Gardner-Webb and Charlotte took part in a good old fashioned Texas shootout in North Carolina’s Queen City. By the time the dust settled, Charlotte pulled out a 53-51 win (I knew there would be 100 or more points scored, I just thought they would all be by GWU).
Even though my Bulldogs lost, it was one of the greatest games I have ever seen. If it had been a game between two more widely known programs, the contest would have been the lead story on SportsCenter and every other highlight show.
I watched all the drama unfold from the press box at Jerry Richardson Stadium, which was simultaneously spacious and restrictive. Yes, I had room for my computer and game notes, but the press box walls also kept my emotions in check.
I wanted to cheer when Kenny Cook was torching the 49er secondary for two touchdowns and 100 yards receiving in the first quarter.
I wanted to reach over and give GWU SIDs, Marc Rabb and Kevin Davis, a hug when the Bulldogs successfully connected on a halfback pass to go up by 21 points.
I felt like uttering a Bobby Bowden “Dagum it” when a snap sailed 20 yards over Jordan Day’s head for a safety. Finally, I was on the verge of letting out a yell of anger and frustration that would have rivaled William Shatner, when the two-point conversion was missed that would have tied the game. But I couldn’t. I had to stay professional.
Evidently, one member of the Charlotte staff in the press box did not feel those restrictions. He was jumping around and letting his feelings be known on nearly every play. Must have been nice.
After the game, I was totally drained. I was too tired to feel anything except a gnawing emptiness in the pit of my stomach. I’m not sure if that came from the way we lost or the lack of food in the press box. Either way, I was ready to go home.
My whole perspective changed when I saw the looks of anguish on the faces of the Bulldog players.
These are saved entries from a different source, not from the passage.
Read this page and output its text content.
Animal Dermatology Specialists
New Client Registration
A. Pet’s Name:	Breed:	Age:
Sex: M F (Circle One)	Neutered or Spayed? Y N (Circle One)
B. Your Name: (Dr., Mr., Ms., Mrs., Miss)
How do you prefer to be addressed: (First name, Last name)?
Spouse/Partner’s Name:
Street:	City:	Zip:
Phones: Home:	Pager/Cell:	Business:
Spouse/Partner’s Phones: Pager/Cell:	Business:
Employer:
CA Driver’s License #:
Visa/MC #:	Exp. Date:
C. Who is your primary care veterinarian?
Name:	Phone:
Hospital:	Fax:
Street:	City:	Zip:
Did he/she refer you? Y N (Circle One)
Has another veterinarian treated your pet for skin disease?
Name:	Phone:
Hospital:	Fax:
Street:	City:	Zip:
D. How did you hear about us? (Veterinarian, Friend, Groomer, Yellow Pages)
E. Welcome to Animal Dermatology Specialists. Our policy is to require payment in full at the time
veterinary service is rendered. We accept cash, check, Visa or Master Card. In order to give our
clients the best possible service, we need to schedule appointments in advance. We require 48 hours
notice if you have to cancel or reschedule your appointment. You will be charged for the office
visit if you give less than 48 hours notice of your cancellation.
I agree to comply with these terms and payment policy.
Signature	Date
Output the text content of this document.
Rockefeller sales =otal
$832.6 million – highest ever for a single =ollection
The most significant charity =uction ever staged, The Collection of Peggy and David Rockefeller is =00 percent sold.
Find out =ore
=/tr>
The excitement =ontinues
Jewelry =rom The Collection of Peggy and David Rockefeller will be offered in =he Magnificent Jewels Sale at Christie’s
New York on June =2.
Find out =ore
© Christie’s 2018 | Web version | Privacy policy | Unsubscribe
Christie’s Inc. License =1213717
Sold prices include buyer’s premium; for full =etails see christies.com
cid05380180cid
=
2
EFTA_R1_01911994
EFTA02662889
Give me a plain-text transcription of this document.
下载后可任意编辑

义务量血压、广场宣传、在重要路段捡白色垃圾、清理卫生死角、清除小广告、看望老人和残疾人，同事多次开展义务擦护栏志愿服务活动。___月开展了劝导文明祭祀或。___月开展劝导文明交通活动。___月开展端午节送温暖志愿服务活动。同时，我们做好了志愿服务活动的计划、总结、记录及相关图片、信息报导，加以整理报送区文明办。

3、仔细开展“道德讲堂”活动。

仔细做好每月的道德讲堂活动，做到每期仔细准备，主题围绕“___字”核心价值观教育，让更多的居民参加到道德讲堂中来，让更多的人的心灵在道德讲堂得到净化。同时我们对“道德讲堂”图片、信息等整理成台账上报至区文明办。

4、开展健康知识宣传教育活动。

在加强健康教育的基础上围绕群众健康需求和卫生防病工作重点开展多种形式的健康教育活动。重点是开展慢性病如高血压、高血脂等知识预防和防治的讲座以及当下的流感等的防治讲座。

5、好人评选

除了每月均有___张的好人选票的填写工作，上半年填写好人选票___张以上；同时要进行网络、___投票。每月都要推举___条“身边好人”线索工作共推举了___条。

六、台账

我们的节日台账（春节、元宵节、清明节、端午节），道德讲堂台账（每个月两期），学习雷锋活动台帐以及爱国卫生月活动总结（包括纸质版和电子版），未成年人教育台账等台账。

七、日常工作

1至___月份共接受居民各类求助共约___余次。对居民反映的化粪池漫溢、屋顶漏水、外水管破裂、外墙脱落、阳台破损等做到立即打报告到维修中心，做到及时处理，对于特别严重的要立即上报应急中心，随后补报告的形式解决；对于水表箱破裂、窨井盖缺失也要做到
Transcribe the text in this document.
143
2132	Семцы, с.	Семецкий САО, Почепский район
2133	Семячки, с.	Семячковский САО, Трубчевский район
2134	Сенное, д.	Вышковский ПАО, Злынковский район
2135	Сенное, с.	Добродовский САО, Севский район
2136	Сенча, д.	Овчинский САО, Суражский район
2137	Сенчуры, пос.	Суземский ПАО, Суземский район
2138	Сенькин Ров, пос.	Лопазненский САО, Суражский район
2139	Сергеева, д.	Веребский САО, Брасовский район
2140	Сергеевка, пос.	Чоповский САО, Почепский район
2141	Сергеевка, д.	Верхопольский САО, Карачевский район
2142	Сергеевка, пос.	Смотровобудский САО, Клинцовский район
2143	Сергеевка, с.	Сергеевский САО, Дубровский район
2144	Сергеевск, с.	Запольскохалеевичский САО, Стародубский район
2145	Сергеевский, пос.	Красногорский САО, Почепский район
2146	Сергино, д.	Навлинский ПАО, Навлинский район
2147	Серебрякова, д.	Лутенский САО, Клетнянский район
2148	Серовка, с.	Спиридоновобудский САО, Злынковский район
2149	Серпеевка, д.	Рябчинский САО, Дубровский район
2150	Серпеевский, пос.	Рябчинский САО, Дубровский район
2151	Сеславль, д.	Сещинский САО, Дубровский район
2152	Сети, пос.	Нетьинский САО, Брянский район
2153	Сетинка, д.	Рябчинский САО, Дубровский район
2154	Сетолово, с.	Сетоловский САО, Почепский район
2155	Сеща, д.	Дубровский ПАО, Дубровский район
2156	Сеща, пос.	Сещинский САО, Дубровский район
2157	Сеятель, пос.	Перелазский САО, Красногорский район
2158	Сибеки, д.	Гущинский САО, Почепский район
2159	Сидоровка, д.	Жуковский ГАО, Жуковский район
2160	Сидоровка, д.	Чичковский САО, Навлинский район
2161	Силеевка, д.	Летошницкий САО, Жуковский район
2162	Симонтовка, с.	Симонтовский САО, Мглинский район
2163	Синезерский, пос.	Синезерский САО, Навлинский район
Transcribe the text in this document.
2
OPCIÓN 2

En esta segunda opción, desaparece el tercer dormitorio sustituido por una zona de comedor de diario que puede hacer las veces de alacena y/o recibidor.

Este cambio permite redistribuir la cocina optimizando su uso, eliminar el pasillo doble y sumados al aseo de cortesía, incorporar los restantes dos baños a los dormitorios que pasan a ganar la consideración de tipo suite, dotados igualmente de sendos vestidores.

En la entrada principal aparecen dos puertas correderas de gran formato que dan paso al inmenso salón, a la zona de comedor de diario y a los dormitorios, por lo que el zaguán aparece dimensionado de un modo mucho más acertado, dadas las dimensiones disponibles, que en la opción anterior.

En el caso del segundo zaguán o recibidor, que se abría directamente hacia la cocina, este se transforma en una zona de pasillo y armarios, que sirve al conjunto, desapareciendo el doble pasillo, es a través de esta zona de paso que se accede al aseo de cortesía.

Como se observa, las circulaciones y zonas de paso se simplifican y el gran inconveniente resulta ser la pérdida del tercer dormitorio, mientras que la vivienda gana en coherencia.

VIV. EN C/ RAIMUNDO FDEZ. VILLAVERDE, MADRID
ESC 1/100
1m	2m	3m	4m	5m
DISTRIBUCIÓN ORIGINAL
They had invested so much more time and effort into this game than I had. I knew they had to hurt much worse than I did. Coach Carroll McCray put it best when he said, “They’re heartbroken.”
After seeing that, you can’t tell me those kids were only worried about big contracts at the next level or that they don’t love the game of football. If that was the case, the loss would not have fazed them. They would have shrugged it off without a second thought. But these Bulldogs were playing for each other and for their school. That to me, is what college football is all about.